One of this web site’s top albums of last year was Buddy Girl and Mechanic’s eponymous debut, and it’s heartening that they’ve been able to follow it up so quickly (or at least what passes for quickly in the Japanese indie world). While a lot remains consistent with before, with the blues-inflected melodies combined with an obvious love of krautrock, and vocalist Xiroh’s habit of suddenly squeaking like a 1960s secretary who’s just been touched on the bottom by a roguish co-worker. However, the transition from the bands debut to Topsy Turvy is far from seamless, and it’s clear a lot’s been going on in the studio in the interim. While Buddy Girl and Mechanic was characterised by expansive, reverb-drenched sonic vistas, Topsy Turvy is a far more claustrophobic album, with the group’s “Mechanic” aspect expressing itself in the clockwork clinks, clanks, rattles and creaks of songs like Mechanic Nonsense and Cat’s Scratching, and the tightly compressed drums of the Circe’s Kitchen. Rather than all blending together into one sultry sunset soup as the 2013 model BGM did, the band’s 2014 incarnation sets each sound scrapping it out in a closet.
One effect of this more claustrophobic production is that where in the past Xiroh’s vocals have tended to be indistinct in the reverb and overdubs, here they are occasionally pushed closer to the surface, as on the title track. Language can often be a problem for Japanese acts as the needs, expectations and interpretations of domestic and overseas audiences can lead to very different responses. Most obviously this lies in comprehension, where Japanese is obviously easier to understand for Japanese audiences and English for those in many other places. Differences also lie in how exotic or fashionable a language can make something sound, and how the inflection the singer places on the words can affect the impression they make. The vocals on Topsy Turvy are in a mixture of English and Japanese, processed through a variety of effects, sometimes in the group’s familiar distant and abstract manner, sometimes right close up in the listener’s ear. Now where a group like Shonen Knife make a virtue out of the naïvety of their English pronunciation, Buddy Girl aren’t that sort of band. The persona Xiroh projects is more adult, more vampish, and this lends an odd sense of not-quite-rightness to the English language material, where the naturalistic and the obviously foreign grate against each other.
And yet break it down and there’s nothing intrinsically wrong going on in their either. Topsy Turvy kicks off with a song that purrs its desire to “make it nonsense” and is an album constructed entirely of sounds and ideas designed to clash against each other. Release the Fish sets what sounds like a sanshin, an instrument primarily associated with Okinawan folk music, against a song that’s comes over like one big sexual come-on, while closing track Nature/Property takes all the grinding gears, tensing wires and general “mechanic nonsense” that have clattered through the album and builds an ambient psychedelic crescendo around them before releasing it all into a throbbing, motorik conclusion that lasts for about a minute but could have gone on for about twenty.

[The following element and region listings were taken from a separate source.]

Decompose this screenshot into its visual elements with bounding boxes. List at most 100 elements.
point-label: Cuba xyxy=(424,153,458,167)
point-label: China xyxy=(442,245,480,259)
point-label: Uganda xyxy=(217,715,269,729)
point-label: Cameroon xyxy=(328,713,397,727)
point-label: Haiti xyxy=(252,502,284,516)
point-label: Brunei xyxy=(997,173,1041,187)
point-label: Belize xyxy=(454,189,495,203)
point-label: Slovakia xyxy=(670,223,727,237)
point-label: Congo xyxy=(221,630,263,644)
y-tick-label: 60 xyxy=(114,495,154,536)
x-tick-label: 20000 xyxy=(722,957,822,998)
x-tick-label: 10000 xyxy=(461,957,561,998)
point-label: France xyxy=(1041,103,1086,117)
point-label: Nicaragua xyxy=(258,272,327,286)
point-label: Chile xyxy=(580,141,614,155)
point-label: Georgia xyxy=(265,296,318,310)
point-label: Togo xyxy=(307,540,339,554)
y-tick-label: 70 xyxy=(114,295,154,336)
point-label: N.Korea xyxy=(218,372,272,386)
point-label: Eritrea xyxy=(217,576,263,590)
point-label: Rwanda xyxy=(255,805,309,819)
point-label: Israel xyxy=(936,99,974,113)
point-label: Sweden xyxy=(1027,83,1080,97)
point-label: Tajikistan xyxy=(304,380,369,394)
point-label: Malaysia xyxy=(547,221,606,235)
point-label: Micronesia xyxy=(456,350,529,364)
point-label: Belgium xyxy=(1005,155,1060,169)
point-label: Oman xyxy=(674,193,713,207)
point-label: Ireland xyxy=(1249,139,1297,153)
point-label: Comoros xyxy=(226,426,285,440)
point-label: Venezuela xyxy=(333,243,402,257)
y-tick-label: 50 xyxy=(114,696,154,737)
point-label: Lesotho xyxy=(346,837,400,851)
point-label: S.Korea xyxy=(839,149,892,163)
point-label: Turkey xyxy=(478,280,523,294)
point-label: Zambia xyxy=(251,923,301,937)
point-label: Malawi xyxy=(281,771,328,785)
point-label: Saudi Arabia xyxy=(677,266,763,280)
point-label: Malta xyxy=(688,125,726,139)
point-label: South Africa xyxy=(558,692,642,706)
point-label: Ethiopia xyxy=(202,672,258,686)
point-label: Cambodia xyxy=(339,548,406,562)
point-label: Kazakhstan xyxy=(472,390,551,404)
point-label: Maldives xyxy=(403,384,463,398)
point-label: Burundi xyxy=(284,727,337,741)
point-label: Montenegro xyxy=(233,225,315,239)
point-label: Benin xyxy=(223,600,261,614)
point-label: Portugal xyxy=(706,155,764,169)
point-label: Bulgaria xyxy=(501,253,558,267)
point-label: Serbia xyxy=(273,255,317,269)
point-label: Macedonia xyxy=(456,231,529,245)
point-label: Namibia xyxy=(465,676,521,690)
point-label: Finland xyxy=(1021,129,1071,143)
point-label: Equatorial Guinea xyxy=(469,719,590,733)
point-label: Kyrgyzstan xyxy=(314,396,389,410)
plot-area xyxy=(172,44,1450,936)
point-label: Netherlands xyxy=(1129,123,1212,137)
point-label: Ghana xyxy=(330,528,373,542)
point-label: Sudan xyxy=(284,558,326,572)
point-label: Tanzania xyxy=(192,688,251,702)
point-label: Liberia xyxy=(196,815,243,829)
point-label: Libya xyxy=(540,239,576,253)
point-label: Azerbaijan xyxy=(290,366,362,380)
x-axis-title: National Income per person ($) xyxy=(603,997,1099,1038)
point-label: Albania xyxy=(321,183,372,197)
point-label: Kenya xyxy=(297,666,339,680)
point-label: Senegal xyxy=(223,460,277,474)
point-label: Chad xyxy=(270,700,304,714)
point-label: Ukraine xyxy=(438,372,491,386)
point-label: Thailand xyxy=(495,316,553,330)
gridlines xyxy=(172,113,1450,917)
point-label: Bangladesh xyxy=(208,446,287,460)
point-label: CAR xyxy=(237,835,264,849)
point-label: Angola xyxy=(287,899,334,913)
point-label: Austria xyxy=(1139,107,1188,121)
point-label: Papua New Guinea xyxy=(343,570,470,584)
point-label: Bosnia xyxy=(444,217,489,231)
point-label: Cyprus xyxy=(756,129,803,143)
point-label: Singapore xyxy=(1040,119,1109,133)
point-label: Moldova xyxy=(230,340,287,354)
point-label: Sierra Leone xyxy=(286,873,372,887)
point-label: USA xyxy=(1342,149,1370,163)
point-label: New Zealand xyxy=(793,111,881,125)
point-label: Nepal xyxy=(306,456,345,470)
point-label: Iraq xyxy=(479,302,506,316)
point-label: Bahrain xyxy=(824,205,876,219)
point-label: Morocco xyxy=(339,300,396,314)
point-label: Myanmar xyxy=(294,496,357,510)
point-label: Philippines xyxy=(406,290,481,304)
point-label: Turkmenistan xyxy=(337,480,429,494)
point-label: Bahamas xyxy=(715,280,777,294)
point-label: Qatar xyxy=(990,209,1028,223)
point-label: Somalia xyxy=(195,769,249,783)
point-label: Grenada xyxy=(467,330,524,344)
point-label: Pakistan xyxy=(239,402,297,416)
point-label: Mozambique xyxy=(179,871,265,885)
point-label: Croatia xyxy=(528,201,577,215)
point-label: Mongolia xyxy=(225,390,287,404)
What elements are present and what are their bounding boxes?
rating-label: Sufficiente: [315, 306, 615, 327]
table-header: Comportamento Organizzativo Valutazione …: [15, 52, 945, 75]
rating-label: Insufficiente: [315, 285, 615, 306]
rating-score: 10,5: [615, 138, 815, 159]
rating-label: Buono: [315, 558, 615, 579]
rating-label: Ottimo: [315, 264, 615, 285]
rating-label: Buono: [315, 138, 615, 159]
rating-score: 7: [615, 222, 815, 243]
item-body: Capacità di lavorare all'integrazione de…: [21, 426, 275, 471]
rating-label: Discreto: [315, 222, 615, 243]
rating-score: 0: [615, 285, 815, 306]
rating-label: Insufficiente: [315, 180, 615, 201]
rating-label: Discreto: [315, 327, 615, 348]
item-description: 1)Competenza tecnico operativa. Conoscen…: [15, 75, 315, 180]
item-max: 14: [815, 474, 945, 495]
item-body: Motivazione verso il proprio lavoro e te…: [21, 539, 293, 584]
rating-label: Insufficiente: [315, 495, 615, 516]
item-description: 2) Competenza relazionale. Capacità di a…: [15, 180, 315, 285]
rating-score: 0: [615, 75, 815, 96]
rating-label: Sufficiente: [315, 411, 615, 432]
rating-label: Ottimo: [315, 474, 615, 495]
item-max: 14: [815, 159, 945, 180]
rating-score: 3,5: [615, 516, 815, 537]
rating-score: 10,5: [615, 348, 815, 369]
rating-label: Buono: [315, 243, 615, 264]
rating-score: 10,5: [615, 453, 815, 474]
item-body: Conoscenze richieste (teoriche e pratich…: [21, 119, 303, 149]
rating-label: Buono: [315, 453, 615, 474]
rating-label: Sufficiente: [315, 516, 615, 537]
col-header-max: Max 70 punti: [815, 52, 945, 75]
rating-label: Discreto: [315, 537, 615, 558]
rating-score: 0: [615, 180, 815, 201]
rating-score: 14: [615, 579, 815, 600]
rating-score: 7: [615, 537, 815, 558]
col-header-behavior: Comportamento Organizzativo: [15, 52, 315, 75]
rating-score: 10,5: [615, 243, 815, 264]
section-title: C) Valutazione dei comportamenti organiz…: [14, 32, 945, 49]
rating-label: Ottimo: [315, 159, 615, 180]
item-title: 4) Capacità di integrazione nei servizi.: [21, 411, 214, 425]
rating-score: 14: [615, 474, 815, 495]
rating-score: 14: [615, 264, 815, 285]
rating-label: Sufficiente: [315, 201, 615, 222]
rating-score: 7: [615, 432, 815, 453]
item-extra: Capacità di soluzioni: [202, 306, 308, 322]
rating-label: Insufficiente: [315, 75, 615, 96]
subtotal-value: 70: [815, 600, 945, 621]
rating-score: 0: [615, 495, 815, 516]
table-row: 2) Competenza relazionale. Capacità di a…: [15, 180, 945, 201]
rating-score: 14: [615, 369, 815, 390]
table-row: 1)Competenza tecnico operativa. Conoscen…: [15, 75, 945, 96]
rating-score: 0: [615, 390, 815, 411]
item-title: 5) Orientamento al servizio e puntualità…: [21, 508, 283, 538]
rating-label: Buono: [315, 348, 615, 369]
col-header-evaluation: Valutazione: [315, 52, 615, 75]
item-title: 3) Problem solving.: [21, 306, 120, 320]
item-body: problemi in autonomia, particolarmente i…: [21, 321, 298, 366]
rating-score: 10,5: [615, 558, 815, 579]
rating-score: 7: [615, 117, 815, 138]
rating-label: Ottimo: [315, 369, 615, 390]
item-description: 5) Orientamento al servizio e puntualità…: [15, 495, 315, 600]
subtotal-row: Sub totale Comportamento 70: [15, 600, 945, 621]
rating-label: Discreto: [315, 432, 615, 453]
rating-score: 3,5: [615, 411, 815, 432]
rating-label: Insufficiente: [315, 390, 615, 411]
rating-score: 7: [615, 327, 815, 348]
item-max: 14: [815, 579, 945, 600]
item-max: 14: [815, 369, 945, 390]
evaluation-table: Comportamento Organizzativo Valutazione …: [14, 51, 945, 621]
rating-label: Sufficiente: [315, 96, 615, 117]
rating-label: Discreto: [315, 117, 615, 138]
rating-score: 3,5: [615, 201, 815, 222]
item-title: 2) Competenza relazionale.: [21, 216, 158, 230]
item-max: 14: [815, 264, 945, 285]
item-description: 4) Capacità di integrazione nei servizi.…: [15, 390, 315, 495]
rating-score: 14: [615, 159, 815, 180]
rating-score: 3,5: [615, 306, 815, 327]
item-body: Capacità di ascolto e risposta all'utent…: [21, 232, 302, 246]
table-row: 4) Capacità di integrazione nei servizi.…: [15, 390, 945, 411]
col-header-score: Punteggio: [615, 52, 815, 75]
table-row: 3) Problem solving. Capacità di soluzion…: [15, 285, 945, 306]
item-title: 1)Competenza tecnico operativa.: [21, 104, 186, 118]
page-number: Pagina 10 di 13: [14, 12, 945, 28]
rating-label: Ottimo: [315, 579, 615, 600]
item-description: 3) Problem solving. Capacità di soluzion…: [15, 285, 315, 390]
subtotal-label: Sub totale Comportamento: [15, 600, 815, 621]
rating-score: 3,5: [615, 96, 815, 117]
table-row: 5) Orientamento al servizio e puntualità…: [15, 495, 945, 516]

So amid all this wilful chaos, does something coherent emerge? Well, firstly I’m not sure it really needs to, and secondly yes it does. Aside from the obvious point that the thematic clash of elements that runs through the album is in itself a point of consistency, the group also never let it sabotage the songs. “The melody, it’s my remedy,” is the opening track’s response to the “nonsense” it professes to promote, and while Buddy Girl and Mechanic play the mischief makers, they’re fundamentally a band very much like Can in that the fun and games is always set in service of the greater musical good.